En rafale

La politique étrangère américaine à la croisée des chemins

Comme l’affirme le journaliste conservateur Charles Krauthammer dans sa chronique hebdomadaire du Weekly Standard « le déclin n’est pas une condition. C’est un choix! ». Cette déclaration met en relief les décisions difficiles qui attendent les prochaines administrations américaines. Face aux coûts faramineux associés au maintien de leur suprématie et à la montée fulgurante de la Chine, les États Unis sont à la croisée des chemins. Faut-il opérer un repli stratégique et partager le fardeau du maintien de l’ordre international avec d’autres grandes puissances?

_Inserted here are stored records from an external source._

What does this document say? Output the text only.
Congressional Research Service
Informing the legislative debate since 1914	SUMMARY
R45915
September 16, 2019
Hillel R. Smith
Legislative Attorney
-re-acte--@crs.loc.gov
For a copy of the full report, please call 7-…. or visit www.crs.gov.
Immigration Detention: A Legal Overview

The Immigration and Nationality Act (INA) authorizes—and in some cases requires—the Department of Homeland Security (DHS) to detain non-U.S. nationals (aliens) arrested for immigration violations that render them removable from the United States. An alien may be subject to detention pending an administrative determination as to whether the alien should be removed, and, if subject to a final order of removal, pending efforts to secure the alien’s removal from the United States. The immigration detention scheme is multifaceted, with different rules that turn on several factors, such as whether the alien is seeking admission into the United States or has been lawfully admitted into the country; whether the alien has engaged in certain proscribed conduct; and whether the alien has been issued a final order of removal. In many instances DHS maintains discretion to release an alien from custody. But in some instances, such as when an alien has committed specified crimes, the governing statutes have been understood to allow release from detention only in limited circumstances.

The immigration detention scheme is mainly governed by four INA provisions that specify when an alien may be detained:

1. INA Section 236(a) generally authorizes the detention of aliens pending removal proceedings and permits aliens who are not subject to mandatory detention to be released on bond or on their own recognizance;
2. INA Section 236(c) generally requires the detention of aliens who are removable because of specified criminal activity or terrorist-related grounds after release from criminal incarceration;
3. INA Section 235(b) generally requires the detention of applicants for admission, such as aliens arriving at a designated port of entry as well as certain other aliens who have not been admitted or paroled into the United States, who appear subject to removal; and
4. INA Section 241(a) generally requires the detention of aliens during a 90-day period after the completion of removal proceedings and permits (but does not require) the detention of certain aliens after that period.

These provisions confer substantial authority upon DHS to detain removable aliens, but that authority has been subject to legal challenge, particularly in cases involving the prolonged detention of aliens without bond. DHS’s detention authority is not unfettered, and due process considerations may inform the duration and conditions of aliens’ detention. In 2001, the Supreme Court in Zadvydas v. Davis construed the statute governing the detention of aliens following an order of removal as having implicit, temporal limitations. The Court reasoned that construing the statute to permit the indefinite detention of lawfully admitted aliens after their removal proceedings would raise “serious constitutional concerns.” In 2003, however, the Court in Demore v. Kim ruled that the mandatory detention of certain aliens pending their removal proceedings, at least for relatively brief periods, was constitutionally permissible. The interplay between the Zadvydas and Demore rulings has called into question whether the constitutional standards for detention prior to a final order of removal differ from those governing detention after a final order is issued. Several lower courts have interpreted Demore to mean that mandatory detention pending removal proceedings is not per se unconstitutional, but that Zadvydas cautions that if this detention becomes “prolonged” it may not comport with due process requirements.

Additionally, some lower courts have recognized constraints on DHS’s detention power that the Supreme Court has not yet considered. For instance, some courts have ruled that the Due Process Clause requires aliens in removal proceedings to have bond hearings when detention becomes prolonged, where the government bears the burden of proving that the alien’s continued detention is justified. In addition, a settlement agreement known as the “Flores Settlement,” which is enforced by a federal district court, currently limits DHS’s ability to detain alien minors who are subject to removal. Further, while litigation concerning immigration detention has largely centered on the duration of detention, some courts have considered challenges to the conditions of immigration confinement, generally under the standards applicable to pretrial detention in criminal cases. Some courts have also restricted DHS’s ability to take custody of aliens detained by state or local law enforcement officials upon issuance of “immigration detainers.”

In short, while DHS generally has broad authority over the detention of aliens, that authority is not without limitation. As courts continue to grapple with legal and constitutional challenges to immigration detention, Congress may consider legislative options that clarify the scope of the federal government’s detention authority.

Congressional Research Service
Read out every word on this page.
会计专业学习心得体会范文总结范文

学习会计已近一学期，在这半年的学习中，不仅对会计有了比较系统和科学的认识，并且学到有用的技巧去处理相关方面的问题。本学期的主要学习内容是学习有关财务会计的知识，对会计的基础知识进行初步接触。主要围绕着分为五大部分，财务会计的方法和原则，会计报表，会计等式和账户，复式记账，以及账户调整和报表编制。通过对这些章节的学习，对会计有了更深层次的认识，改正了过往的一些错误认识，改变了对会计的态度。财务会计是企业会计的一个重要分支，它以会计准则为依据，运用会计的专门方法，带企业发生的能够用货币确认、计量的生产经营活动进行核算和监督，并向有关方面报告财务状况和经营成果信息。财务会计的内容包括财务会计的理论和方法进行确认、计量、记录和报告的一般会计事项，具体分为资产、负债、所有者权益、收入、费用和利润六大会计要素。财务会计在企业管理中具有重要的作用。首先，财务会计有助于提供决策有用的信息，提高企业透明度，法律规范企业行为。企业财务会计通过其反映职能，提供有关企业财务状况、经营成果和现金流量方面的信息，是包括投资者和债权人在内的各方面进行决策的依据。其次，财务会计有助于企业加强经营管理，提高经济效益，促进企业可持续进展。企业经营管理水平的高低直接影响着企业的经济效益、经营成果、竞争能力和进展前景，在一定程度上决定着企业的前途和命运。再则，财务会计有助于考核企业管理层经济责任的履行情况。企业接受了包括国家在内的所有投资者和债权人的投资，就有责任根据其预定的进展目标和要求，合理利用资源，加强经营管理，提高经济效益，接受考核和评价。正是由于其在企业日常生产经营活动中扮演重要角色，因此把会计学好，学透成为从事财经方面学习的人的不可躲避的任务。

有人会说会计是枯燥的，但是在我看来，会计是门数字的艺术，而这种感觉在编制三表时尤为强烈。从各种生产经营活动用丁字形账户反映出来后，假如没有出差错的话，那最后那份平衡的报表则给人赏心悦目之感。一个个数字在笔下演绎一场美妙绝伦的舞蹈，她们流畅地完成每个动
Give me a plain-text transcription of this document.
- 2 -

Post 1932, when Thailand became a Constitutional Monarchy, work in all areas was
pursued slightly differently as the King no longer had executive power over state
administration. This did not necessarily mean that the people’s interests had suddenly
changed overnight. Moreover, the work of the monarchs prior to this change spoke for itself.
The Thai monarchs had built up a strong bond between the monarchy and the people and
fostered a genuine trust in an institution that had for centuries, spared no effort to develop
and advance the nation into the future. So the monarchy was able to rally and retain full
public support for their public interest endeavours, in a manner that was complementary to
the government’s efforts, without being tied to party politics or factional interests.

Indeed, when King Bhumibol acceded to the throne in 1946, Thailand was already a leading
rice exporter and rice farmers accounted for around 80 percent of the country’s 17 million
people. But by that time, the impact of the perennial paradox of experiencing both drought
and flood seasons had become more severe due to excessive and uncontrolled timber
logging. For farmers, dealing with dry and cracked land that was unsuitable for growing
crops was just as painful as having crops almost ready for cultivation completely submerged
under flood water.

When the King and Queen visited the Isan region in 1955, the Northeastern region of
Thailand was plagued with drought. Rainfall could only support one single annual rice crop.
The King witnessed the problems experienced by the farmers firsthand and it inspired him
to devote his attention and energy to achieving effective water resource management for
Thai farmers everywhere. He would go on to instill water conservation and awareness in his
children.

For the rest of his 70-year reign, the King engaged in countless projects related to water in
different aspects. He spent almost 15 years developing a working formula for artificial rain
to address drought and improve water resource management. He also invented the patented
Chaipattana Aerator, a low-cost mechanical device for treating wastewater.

Ou encore faut-il, comme le soutien Krauthammer, maintenir la prééminence américaine en augmentant le budget de la défense et en multipliant les interventions en sol étranger?

 

Il est impossible de prédire quelle voie emprunteront les États Unis, mais en examinant la politique étrangère de la première puissance mondiale depuis 1991, on peut retracer les différentes tendances qui se déploient d’une administration à l’autre et se risquer à quelques pronostiques. En effet, en examinant les engagements actuels des États Unis en sol étranger, il s’agira de savoir si ces derniers ont bel et bien les moyens de leurs ambitions géopolitiques.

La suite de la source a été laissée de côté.